It’s become an annual affair – live symphonic and choral music wafting into the rafters, some biscotti, works of art, from pencil sketches and oils to ceramics and wild papier-mache masks, at every turn. Try not to trip over the admiring parents.
This was the eighth year of East Lyme High EXPO, an annual event designed to showcase the arts at the high school. On a very rainy evening last week, it was sort of like SoHo meets the soggy lacrosse team, neither of which would let a gully washer stop their fun.
For at least 24 hours, the central commons of East Lyme High became an art show. The works of 75 students were mounted of wheeling panels and rolled out for the grand showing. More paintings and photography were hung on walls. At one end, the advanced students, in AP arts classes, displayed collections of their works.
“It started nine years ago when I was hired as one of the arts teachers,” said Rachel Michaud, Advance Placement (AP) fine arts teacher, who let her new administrators know that she has a passion for displaying artwork. The whole school had been renovated, so she decided to start the show by putting art all over the building. The event has gone on every year since, except one when Michaud was on maternity leave.
“This is a great opportunity where a lot of students who don’t get recognized will be here by displaying their work,” she said. “It gives them a self confidence and encouragement to appreciate what they do in the arts.”
Each of the school’s four art teachers take responsibility for picking out and displaying work from each of their classes. Nancy Henchey teaches photography and art history and Michael Elias has been teaching ceramics and crafts, filling in for Eloise Gada, who returns next year.
The suspense of the evening was the unveiling of Notes and Sketches 2008, A Portable Fine Arts Exhibit, 24-page magazine of the best student works of art over the past year. Aside from the handful of students and teachers who had been working on the publication, the final composition and whose works got published was a surprise.
“It is the best of the best,” James Warykas, art teacher and magazine advisor, told the crowd of students, their families and friends before each artist was called up and got to see their works in print. “The artwork is from ninth to twelfth grade, the only requirement is talent.”
The idea of the art magazine came from realizing that people needed something they could carry around and enjoy looking at long after the show, he said.
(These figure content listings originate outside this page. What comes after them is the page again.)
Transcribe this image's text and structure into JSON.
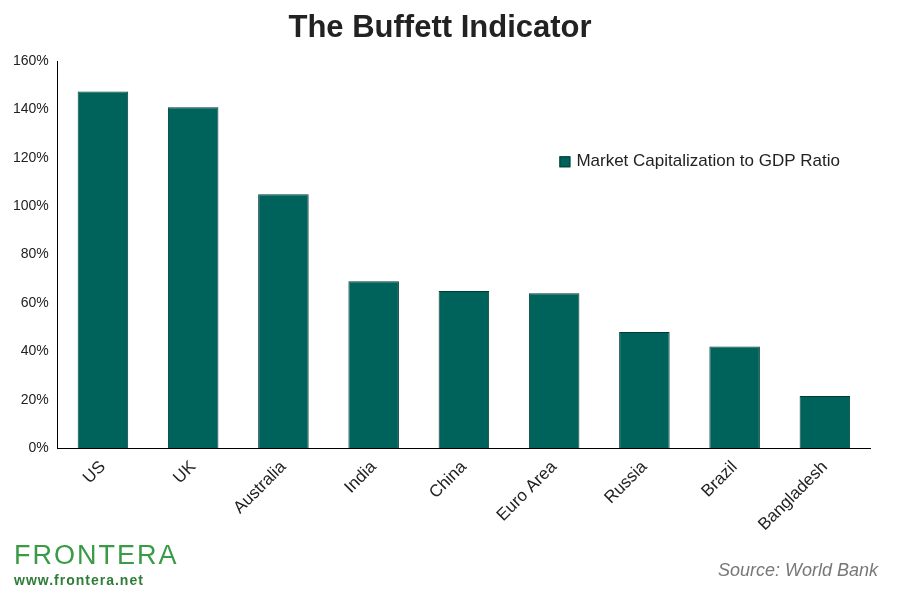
{
  "chart_data": {
    "type": "bar",
    "title": "The Buffett Indicator",
    "categories": [
      "US",
      "UK",
      "Australia",
      "India",
      "China",
      "Euro Area",
      "Russia",
      "Brazil",
      "Bangladesh"
    ],
    "series": [
      {
        "name": "Market Capitalization to GDP Ratio",
        "color": "#00635b",
        "values": [
          147.5,
          141,
          105,
          69,
          65,
          64,
          48,
          42,
          21.5
        ]
      }
    ],
    "ylim": [
      0,
      160
    ],
    "yticks": [
      {
        "value": 0,
        "label": "0%"
      },
      {
        "value": 20,
        "label": "20%"
      },
      {
        "value": 40,
        "label": "40%"
      },
      {
        "value": 60,
        "label": "60%"
      },
      {
        "value": 80,
        "label": "80%"
      },
      {
        "value": 100,
        "label": "100%"
      },
      {
        "value": 120,
        "label": "120%"
      },
      {
        "value": 140,
        "label": "140%"
      },
      {
        "value": 160,
        "label": "160%"
      }
    ],
    "grid": false,
    "legend": "upper right",
    "annotations": [
      "FRONTERA",
      "www.frontera.net",
      "Source: World Bank"
    ]
  }
}
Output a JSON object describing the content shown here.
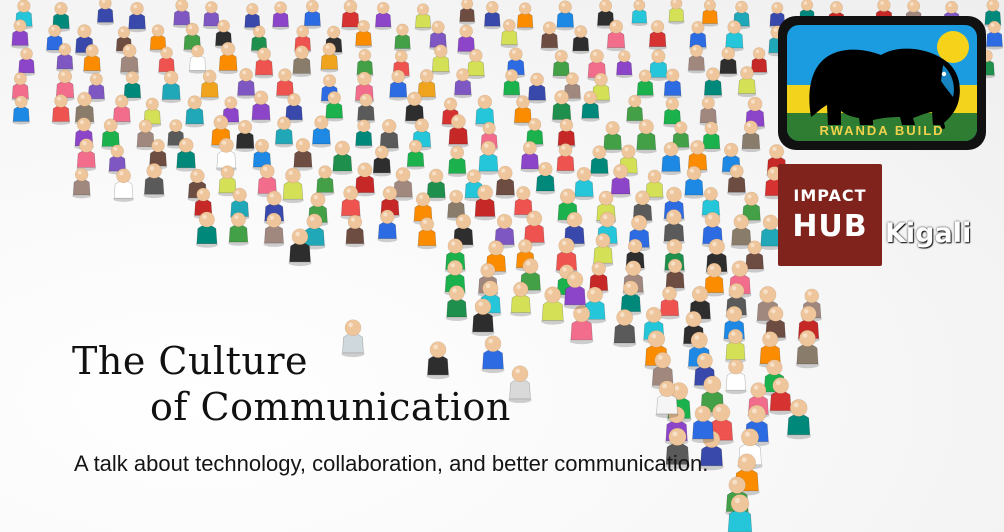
{
  "title": {
    "line1": "The Culture",
    "line2": "of Communication"
  },
  "subtitle": "A talk about technology, collaboration, and better communication.",
  "logos": {
    "rwanda_build": {
      "text": "RWANDA BUILD"
    },
    "impact_hub": {
      "line1": "IMPACT",
      "line2": "HUB",
      "city": "Kigali"
    }
  },
  "colors": {
    "title_text": "#111111",
    "subtitle_text": "#151515",
    "impact_hub_bg": "#7f231c",
    "rwanda_blue": "#1b9be0",
    "rwanda_yellow": "#f3d31b",
    "rwanda_green": "#2f7d32"
  }
}
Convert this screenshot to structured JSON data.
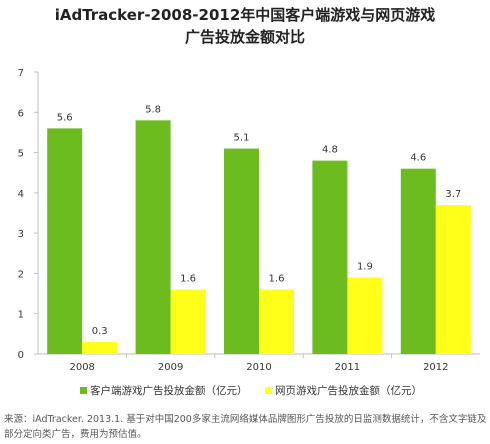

The glossy magazine also is a good tool to publicize the art department.
“So we decided to go big,” he said.
Although the teachers have been collecting works from students over the previous year, they work to be objective, he said, masking the artists’ names until the final selections are made. Meanwhile, the student editors had to digitally photograph every piece of art, design the layout and decide which pieces made the final cut. This, in itself, is a good learning process for students interested in graphic arts and publications.
“Sometimes the artwork is great and it doesn’t photograph well; other times it doesn’t look great but it photographs well,” he said. “Finally, it has to fit in. Right up to the last minute, somebody’s piece gets replaced or changed. Then the names are added. We’re as surprised by the final outcome as you are.”
The editors in chief this year were Erin Boettcher, senior, and Jacob Leiser, junior, also was computer layout editor. He will be editor next year . Other editors were Amber Pero associate editor and ceramics/crafts editor; Catie Carernon and Taylor Lynch, art editors; Emily Larcombe, photography editor, Ramona Ostrowski, writing editor, and Alyssa Skiba, music editor. AP art students and Carmin Ladipo and several of the editors were digital photographers.
The magazine includes music composed by students, who also had a chance to perform their pieces at the expo.
A full page of the magazine was dedicated to several works by Taylor Lynch, a senior. The AP arts student plans to attend major in studio arts at UConn and hopes to get her masters in fine arts and minor in education so she can teach.
“I like to paint people,” Lynch said. “My concentration was taking human forms and kind of influencing their image for what I though they should look like, so their skin tones are painted in extreme color, or their bodies and limbs are elongated.”
For a class assignment to do a political painting, she chose to do a woman from the Middle East. It’s not clear which religion or ethnic group the woman and her baby are.
“She’s in a hospital, but it is basically a tent. I thought it was a strong picture,” said Lynch, who based the composite drawing on photos she saw in the newspaper.
James Gordy, junior, who plays defensive end, fullback and kicker, hopes for football scholarships and plans to major in physical education, proved that jocks can be artists, too. When his ceramics class was assigned to make piggy banks, he created and glazed one that looks like an elephant.
“I was pretty proud to get in the magazine,” he said. “I had no idea it was going to be picked. They sent a letter to my home to let me know my work was going to be in it.”
This was the second year for Gabby Robertson, 15, a sophomore, to be in the magazine. The school’s photography classes work with film, which is becoming a rarity in this digital age. She took a photo of fellow classmate, Ryann Foulke, lightheartedly twirling an umbrella.
Musical performances during the expo were provided by the Nick Wrobel Jazz Combo, Alex and Nick, pianist Joshua Brown and the East Lyme High jazz sextet, chamber singers and string quartet. The school’s culinary arts classes made a variety of biscotti.
Each of the student artists with a work featured in the magazine was presented a copy. Additional copies can be purchased at the East Lyme High School for $3 each.